Many other aid organizations rely on UNRWA to help them deliver aid and UN officials say the agency is the backbone of the humanitarian response in Gaza.

"From our perspective, and I am sure from many of the other humanitarian actors, it's an impossible task (to replace UNRWA)," said Oxfam GB's humanitarian lead Magnus Corfixen in a phone interview with the Thomson Reuters Foundation.

"The priority is to ensure that they will remain ... because they are essential for us," he said.

UNRWA supports other agencies with logistics, helping them source the fuel they need to move staff and power desalination plants, he said.

"Without them, we will struggle with access to warehouses, having access to fuel, having access to trucks, being able to move around, being able to coordinate," Corfixen said, describing UNRWA as "essential".
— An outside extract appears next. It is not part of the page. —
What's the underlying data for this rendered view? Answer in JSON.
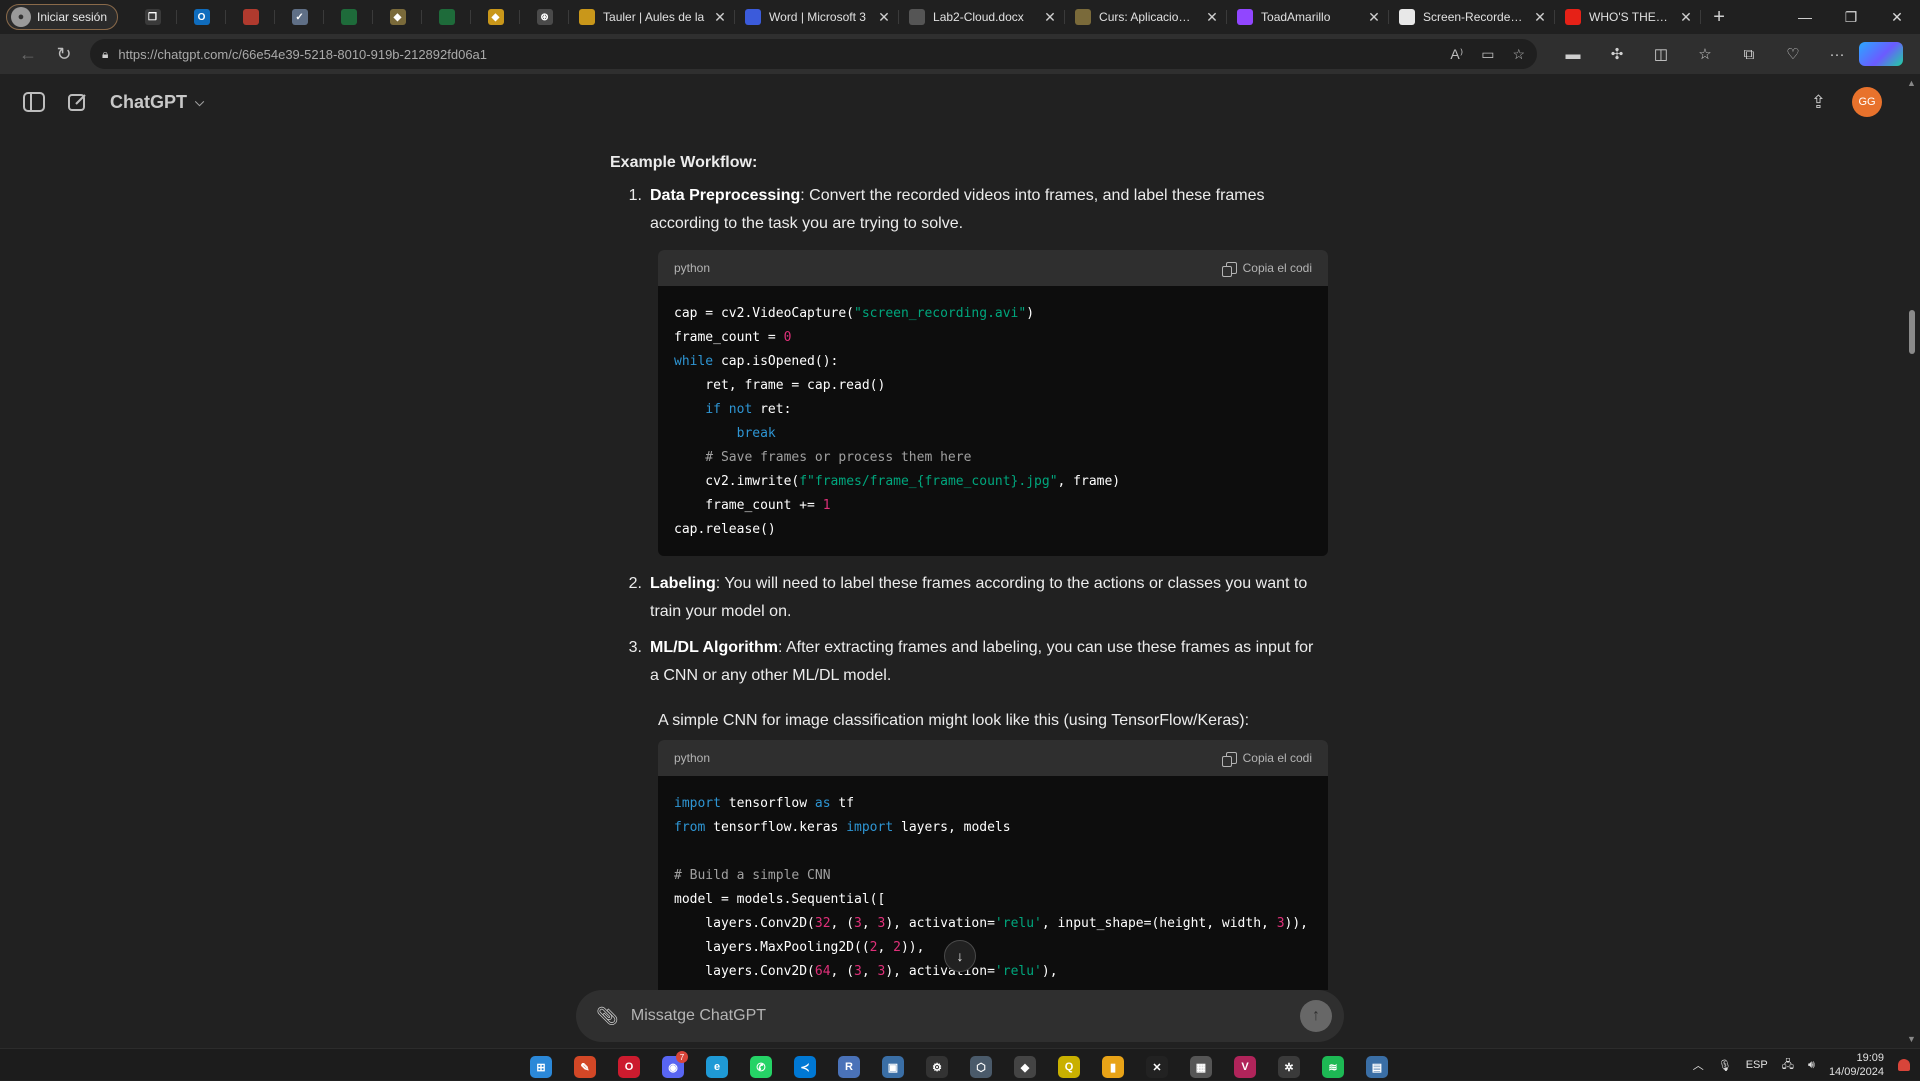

UNRWA schools also offer rare respite for traumatised children who have lost everything.

Twelve-year-old Lamar Younis Abu Zraid fled her home in Maghazi in central Gaza at the beginning of the war last year.

The UNRWA school she used to attend as a student has become a shelter, and she herself has been living in another school-turned-shelter in Nuseirat for a year.

Despite the upheaval, in the UNRWA shelter she can enjoy some of the things she liked doing before war broke out.

She can see friends, attend classes, do arts and crafts and join singing sessions. Other activities are painfully new but necessary, like mental health support sessions to cope with what is happening.

She too is aware of the fragility of the lifeline she has been given. Now she has to share one copybook with a friend because supplies have run out.

"Before they used to give us books and pens, now they are not available," she said.